Où se concentrent les hausses
L'étude relève des hausses particulièrement nettes sur la tenue de compte et les cartes bancaires. La tenue de compte atteint en moyenne 26,65 € par an dans les territoires ultramarins, contre un peu plus de 22 € en Métropole. En Guadeloupe, le niveau moyen dépasse même 28 € par an.
- Tenue de compte : moyenne ultramarine 26,65 € / Hexagone « un peu plus de 22 € ».
- Carte bancaire internationale : moyenne ultramarine 47,50 €, soit près de 3 € de plus qu'en Hexagone.
- Virements en ligne et opérations sur prélèvements : restent gratuits.
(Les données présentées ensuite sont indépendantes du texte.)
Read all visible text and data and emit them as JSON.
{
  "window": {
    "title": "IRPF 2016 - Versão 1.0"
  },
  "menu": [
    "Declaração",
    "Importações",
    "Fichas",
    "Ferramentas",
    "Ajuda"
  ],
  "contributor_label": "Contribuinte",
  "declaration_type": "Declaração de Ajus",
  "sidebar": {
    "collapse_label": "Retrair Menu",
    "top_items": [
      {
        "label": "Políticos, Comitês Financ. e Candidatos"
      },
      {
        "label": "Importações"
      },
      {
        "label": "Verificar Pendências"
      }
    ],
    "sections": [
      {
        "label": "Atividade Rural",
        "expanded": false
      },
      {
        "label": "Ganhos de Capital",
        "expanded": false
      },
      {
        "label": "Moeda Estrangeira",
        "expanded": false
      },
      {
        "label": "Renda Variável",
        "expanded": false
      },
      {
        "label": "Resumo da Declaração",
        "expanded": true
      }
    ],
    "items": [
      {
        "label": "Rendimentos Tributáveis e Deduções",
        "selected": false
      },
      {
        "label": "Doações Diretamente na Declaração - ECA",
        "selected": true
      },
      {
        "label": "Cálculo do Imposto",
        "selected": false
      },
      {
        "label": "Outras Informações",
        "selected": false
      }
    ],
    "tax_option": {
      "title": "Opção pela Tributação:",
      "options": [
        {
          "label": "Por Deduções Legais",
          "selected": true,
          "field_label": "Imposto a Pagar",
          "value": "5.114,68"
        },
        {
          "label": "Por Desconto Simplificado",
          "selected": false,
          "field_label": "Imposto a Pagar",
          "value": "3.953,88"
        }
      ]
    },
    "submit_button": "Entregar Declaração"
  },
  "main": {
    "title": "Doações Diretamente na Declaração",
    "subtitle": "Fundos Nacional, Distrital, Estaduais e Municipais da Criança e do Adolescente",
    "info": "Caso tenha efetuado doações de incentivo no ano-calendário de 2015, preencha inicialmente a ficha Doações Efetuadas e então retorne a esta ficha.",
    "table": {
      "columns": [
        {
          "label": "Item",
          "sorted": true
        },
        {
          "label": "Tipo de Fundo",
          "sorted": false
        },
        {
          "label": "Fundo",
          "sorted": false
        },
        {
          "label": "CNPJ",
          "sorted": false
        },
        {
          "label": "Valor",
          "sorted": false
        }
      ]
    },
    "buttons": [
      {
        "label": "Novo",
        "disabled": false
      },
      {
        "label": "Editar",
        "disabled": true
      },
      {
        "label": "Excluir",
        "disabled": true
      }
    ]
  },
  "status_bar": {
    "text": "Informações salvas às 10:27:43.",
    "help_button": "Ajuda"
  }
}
Des écarts persistants malgré des évolutions locales
Si le rapport souligne une « réduction de l'écart » pour certains services, la réalité pour l'usager demeure disparate. Six des quatorze tarifs étudiés ont progressé entre 2025 et 2026, signe que la tendance à l'alourdissement n'est pas circonscrite à quelques exceptions. Certaines prestations restent toutefois offertes sans frais, en particulier les virements réalisés via Internet, la mise en place d'un prélèvement et le paiement d'un prélèvement.
Impacts et enjeux
Pour les consommateurs ultramarins, ces différences tarifaires ont un impact économique concret sur le pouvoir d'achat. Les écarts portent sur des services de base — tenue de compte, carte de paiement — utilisés quotidiennement. Ils posent aussi une question de cohérence nationale : comment concilier les contraintes locales des banques (coûts opérationnels, densité réseau) et l'égalité de traitement des citoyens français, quel que soit leur territoire de résidence ?
Points à surveiller
Plusieurs éléments seront à suivre dans les prochains mois :
- l'évolution des grilles tarifaires des établissements présents outre‑mer ;
- les éventuelles mesures de régulation locale ou d'accords sectoriels visant à encadrer les hausses ;
- l'impact des variations tarifaires sur l'inclusion financière et la bancarisation des populations territoriales.
Repères chiffrés
| Tarif | Moyenne Outre‑mer | Référence Hexagone |
|---|---|---|
| Tenue de compte (annuelle) | 26,65 € | un peu plus de 22 € |
| Carte internationale | 47,50 € | ~3 € de moins qu'en Outre‑mer |
Le rapport de l'IEDOM invite à une lecture nuancée : si certains écarts se resserrent, d'autres persistent et pèsent sur les dépenses courantes des ménages ultramarins. Les autorités locales, les associations de consommateurs et les établissements bancaires devront ajuster leurs réponses pour limiter l'effet régressif de ces tarifs sur des populations souvent plus vulnérables économiquement.